Le sujet : pendant la seconde guerre mondiale une femme confie ses deux garçons, des jumeaux, à sa mère, car elle habite la campagne. Ainsi les croit-elle protégés. Mais la grand-mère se révèle odieuse, injuste, méchante. L'entourage - le curé, la servante, les militaires, sont libidineux, cruels. Ce qu'on lit, c'est le journal des deux garçons. Le récit minutieux de ces années de guerre passées avec leur grand-mère, dans un village occupé.

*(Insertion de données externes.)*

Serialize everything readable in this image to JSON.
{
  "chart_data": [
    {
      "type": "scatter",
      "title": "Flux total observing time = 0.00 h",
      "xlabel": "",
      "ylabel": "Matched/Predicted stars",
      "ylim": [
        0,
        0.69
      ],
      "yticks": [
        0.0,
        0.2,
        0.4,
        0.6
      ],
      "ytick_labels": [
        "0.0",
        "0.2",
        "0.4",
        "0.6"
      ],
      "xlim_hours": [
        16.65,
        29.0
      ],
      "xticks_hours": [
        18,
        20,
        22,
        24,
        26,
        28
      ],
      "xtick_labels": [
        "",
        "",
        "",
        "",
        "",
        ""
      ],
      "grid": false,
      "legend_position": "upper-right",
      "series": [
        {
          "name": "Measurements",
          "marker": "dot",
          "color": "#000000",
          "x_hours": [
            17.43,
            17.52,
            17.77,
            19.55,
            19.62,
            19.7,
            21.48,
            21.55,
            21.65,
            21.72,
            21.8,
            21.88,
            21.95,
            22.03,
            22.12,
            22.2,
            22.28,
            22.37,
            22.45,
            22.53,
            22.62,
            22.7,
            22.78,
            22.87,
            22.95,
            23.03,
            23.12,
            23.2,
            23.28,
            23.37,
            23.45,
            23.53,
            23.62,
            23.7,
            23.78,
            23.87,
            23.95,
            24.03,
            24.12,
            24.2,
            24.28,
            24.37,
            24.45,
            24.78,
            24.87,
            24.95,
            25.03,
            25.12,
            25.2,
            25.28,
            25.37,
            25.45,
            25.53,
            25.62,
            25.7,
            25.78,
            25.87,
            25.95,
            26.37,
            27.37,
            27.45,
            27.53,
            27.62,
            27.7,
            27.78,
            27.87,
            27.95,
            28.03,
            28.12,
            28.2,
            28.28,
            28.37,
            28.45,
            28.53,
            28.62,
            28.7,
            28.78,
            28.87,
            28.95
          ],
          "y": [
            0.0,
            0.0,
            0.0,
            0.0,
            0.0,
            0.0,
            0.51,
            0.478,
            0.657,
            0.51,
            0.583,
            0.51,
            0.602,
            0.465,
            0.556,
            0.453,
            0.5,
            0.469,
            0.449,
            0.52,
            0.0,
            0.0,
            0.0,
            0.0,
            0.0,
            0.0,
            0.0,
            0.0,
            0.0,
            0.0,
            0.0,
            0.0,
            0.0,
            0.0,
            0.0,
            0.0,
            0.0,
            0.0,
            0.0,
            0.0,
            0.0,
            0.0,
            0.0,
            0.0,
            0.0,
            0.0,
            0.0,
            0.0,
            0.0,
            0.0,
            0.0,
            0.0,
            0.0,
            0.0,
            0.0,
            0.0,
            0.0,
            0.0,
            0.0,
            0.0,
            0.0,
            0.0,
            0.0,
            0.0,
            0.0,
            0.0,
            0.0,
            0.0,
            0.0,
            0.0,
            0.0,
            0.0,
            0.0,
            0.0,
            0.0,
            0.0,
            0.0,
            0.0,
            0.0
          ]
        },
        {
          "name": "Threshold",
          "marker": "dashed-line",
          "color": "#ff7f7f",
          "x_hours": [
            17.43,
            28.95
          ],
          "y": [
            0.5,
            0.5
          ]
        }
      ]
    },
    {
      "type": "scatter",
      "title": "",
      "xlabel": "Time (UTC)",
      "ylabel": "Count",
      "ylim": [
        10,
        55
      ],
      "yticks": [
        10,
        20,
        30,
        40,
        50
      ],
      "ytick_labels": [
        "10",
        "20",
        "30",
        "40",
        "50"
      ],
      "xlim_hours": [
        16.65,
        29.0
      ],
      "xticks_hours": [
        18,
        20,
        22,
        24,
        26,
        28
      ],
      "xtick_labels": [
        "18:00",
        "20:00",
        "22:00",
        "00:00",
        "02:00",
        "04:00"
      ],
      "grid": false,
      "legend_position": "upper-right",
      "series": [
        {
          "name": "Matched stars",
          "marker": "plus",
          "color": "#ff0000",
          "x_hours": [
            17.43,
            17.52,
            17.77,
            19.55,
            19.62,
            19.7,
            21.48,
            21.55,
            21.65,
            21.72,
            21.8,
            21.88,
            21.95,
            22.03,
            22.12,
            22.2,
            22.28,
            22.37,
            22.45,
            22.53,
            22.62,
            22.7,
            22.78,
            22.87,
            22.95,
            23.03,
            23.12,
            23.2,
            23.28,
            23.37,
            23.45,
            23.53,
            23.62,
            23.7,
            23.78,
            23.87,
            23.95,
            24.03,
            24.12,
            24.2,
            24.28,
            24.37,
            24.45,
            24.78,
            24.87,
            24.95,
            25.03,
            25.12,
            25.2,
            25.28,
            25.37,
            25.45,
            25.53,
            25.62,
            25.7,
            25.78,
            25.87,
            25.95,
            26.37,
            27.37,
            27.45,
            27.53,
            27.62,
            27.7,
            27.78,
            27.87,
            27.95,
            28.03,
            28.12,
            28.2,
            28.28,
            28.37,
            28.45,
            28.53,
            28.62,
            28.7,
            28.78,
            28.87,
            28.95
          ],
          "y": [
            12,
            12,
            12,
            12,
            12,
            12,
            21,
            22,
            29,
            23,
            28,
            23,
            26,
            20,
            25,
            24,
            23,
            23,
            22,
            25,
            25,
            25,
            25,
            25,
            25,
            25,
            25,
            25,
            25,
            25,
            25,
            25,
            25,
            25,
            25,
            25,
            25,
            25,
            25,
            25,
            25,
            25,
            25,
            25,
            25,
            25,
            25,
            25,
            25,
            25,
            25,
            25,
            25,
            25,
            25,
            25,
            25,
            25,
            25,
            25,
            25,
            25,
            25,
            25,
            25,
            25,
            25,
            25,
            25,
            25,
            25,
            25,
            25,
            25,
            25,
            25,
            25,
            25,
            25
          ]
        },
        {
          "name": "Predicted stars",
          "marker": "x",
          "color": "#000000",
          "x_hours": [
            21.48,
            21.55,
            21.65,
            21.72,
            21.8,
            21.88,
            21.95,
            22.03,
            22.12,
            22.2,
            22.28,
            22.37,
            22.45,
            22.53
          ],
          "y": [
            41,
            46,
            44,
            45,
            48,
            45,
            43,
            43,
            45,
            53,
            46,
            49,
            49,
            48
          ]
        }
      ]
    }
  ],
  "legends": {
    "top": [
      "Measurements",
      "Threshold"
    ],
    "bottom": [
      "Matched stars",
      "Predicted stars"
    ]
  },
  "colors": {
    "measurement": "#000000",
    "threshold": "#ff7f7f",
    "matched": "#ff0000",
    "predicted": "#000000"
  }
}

Sauf que... le style est incroyable. Les deux garçons expliquent leur choix stylistique au début de leur journal (le choix d'Agota Kristof en fait). Ils n'écrivent que ce qu'ils voient de façon très exacte, rien de plus, pas de commentaires, pas d'affects, pas de justifications, y compris à l'égard de leur propre cruauté. Au lecteur de juger des actes et d'analyser les relations entre les personnages. Par ce procédé stylistique l'adhésion du lecteur/auditeur est totale !
Pour souligner le procédé d'écriture, Faustine et moi choisissons de lire de façon neutre, parfois ensemble, parfois en alternance, variant les timbres et les rythmes d'un paragraphe à l'autre, en suivant la tonalité et la cadence de l'écriture comme une partition de musique... On adore lire cette histoire, et grâce à notre neutralité susciter le malaise ou le rire, laissant de la place à l'auditeur pour qu'il soit le plus actif possible.